NOVEMBER 2ND 2024.
This day was suppose to be my mum's 60th birthday.
She had look forward to this day since when she was 55 years old, it fell on a Saturday just like my 30th and she had hoped to throw a big party to celebrate her birthday and her retirement. 2 years ago, she started telling everyone how she would celebrate her birthday with joy and how she would rest from going to work.
She even told me the birthday gift she was expecting from me was a husband or my own child because she want to resume her Grandma duties, we laughed about it and that was all.
Death is funny.
It watched my mum prepare for her 60th and still took her before she can witness the day and that brings me to the question, "What are we even doing in this world when we would still die". This is also one of the part that pained me the most when she died. I mean, she could have waited an extra year, celebrate her birthday and died since we would still all die.

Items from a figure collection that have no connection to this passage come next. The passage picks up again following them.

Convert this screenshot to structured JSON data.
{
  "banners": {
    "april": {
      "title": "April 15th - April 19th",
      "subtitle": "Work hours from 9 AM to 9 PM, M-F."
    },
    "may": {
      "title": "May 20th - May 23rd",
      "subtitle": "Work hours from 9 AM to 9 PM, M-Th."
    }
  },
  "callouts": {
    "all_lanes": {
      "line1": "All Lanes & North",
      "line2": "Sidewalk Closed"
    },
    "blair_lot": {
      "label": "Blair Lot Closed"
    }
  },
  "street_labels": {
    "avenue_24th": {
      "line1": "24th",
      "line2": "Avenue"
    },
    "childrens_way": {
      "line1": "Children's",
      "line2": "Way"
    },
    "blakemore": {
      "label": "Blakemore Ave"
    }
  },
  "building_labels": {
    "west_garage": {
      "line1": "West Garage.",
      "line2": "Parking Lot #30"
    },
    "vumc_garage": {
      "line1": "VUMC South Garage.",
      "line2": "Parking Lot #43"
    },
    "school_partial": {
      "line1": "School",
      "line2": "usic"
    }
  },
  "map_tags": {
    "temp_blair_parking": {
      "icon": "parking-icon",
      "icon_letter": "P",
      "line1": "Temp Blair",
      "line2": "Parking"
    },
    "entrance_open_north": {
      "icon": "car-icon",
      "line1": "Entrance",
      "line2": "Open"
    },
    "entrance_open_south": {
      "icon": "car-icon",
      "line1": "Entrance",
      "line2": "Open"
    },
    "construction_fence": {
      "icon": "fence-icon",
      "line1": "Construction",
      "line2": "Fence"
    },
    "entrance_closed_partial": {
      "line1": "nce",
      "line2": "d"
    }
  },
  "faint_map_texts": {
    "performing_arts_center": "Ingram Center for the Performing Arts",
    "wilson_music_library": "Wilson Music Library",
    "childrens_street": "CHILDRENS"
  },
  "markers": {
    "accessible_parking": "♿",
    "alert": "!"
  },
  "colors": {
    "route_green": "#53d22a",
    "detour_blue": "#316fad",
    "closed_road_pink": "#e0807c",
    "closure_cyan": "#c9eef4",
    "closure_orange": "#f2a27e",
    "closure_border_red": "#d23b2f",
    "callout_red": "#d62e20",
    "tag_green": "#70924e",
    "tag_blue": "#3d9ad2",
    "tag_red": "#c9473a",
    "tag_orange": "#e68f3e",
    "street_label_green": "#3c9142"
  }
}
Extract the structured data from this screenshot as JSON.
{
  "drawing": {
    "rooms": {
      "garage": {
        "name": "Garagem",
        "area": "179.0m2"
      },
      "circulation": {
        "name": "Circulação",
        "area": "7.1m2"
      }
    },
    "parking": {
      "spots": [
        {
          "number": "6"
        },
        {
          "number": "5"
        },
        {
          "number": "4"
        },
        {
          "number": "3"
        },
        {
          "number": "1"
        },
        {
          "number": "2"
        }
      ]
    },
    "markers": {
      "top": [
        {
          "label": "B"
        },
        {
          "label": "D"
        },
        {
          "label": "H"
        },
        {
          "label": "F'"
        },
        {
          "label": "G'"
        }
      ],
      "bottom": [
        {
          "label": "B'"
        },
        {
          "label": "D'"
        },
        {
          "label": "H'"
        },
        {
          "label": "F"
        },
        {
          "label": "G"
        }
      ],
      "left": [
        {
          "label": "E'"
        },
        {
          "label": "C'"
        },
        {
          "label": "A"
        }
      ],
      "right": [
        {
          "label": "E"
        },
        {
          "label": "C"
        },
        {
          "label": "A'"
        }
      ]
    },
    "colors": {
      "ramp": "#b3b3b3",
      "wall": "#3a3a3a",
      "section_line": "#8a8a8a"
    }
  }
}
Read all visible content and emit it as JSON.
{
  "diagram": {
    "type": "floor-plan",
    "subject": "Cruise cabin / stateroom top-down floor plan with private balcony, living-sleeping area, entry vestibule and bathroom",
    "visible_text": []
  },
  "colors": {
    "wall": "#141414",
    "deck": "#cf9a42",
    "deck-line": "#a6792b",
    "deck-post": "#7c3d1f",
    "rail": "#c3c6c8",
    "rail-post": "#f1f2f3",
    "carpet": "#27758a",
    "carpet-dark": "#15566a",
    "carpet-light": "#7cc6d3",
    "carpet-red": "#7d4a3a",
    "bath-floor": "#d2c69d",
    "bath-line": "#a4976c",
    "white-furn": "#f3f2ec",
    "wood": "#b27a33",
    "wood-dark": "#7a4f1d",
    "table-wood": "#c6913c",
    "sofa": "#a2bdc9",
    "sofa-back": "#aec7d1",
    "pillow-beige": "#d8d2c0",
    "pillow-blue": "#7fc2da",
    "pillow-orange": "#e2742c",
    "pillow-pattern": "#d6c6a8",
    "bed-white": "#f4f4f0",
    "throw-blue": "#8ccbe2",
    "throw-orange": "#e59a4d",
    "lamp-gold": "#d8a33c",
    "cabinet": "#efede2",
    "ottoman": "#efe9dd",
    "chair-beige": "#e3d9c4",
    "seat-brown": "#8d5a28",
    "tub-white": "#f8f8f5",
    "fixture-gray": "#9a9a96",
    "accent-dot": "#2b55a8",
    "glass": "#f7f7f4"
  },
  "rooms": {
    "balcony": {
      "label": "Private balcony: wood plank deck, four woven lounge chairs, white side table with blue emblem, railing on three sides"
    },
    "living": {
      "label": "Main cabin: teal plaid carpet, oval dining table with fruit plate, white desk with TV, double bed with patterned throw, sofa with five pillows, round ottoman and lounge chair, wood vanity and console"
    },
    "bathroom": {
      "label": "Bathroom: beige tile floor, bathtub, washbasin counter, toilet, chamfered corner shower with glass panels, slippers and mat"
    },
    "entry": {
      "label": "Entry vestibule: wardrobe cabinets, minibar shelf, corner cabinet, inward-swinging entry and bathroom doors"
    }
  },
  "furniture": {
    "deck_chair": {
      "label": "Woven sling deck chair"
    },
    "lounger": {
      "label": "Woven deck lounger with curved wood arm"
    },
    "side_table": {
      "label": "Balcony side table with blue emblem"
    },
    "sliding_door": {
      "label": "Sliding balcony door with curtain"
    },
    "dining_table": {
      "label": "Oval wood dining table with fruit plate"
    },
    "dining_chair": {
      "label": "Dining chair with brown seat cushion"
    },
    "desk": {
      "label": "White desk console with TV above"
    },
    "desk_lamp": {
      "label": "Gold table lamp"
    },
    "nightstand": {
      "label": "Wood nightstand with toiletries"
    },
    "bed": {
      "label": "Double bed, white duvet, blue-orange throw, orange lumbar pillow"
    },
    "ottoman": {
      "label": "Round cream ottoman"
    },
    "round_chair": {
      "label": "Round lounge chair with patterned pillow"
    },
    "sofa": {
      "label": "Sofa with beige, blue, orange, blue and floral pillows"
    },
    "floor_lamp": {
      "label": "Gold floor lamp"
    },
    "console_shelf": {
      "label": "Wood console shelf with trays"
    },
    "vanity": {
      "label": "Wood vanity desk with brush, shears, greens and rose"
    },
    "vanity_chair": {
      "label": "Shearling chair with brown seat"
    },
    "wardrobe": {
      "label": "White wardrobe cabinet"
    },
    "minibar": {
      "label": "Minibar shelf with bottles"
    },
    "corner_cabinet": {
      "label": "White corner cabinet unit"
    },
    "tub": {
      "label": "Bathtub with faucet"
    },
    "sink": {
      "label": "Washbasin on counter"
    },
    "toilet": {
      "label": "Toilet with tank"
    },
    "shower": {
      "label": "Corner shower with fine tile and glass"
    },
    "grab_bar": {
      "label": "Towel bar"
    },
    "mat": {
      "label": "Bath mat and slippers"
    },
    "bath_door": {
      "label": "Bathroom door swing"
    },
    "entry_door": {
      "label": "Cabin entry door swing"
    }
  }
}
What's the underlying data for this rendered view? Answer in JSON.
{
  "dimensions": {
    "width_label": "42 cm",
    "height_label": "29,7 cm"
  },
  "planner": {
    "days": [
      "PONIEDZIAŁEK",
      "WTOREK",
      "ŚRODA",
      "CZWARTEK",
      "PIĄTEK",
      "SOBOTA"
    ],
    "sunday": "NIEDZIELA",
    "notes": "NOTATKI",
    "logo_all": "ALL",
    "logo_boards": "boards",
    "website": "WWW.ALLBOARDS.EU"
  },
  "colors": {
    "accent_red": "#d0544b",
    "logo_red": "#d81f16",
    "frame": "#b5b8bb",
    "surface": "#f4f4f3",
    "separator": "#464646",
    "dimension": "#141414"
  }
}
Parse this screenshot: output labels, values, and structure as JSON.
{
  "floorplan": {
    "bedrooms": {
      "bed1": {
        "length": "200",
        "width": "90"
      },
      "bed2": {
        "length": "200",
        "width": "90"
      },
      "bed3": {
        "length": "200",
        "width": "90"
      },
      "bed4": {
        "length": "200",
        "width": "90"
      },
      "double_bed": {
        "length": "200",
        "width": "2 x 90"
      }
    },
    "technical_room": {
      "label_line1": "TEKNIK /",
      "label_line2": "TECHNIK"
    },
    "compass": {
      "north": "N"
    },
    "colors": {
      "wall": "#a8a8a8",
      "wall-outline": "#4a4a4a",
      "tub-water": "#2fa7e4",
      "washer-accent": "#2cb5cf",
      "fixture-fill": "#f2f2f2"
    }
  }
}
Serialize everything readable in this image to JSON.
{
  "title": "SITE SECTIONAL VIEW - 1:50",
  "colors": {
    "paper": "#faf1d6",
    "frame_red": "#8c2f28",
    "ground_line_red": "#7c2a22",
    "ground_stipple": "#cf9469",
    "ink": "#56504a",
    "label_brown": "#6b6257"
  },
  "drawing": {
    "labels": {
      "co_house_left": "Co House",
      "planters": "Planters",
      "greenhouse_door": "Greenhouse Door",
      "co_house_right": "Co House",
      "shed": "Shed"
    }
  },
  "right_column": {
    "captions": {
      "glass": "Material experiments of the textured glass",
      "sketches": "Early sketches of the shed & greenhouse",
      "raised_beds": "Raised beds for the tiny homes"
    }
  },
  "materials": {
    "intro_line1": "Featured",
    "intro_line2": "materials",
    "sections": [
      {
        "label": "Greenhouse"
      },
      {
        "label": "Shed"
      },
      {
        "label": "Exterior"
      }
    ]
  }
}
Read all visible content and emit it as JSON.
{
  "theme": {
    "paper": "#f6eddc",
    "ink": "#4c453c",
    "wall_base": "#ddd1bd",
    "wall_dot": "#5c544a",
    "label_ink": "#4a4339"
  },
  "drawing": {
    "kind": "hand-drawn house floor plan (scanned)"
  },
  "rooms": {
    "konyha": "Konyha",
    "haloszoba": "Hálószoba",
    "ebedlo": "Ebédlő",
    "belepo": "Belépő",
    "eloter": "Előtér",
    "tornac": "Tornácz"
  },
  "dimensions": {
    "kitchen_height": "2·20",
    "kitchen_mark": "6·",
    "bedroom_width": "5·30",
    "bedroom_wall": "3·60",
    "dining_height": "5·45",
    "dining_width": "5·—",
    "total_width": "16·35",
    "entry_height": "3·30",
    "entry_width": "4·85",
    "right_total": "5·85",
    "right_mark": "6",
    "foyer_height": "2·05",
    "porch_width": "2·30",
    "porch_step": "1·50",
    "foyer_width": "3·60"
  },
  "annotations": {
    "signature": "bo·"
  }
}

I took a lot of personalities from her including not worrying about things that I can't control. I also wont be picking some of her personalities because we are not the same people.
On Saturday, I just stayed imagining how that day would have been if she was alive to celebrate her birthday. It would have been grand, I would have been one of the happiest child that day.
I am grateful I came through her, She did more than a mother hawk when protecting us, She provided all we need to the T, She took motherhood up there that I fear I may not be a 30% of the mother she was when I start having my kids.
Happy Birthday to my Superwoman.
I wish she had stayed longer to be celebrated but I know she's' forever watching us from up there.
Please, any chance you get to celebrate yourself, Please do. You may never know the last one.
Song for the day is Iya Ni Wura by Olayimika Babalola.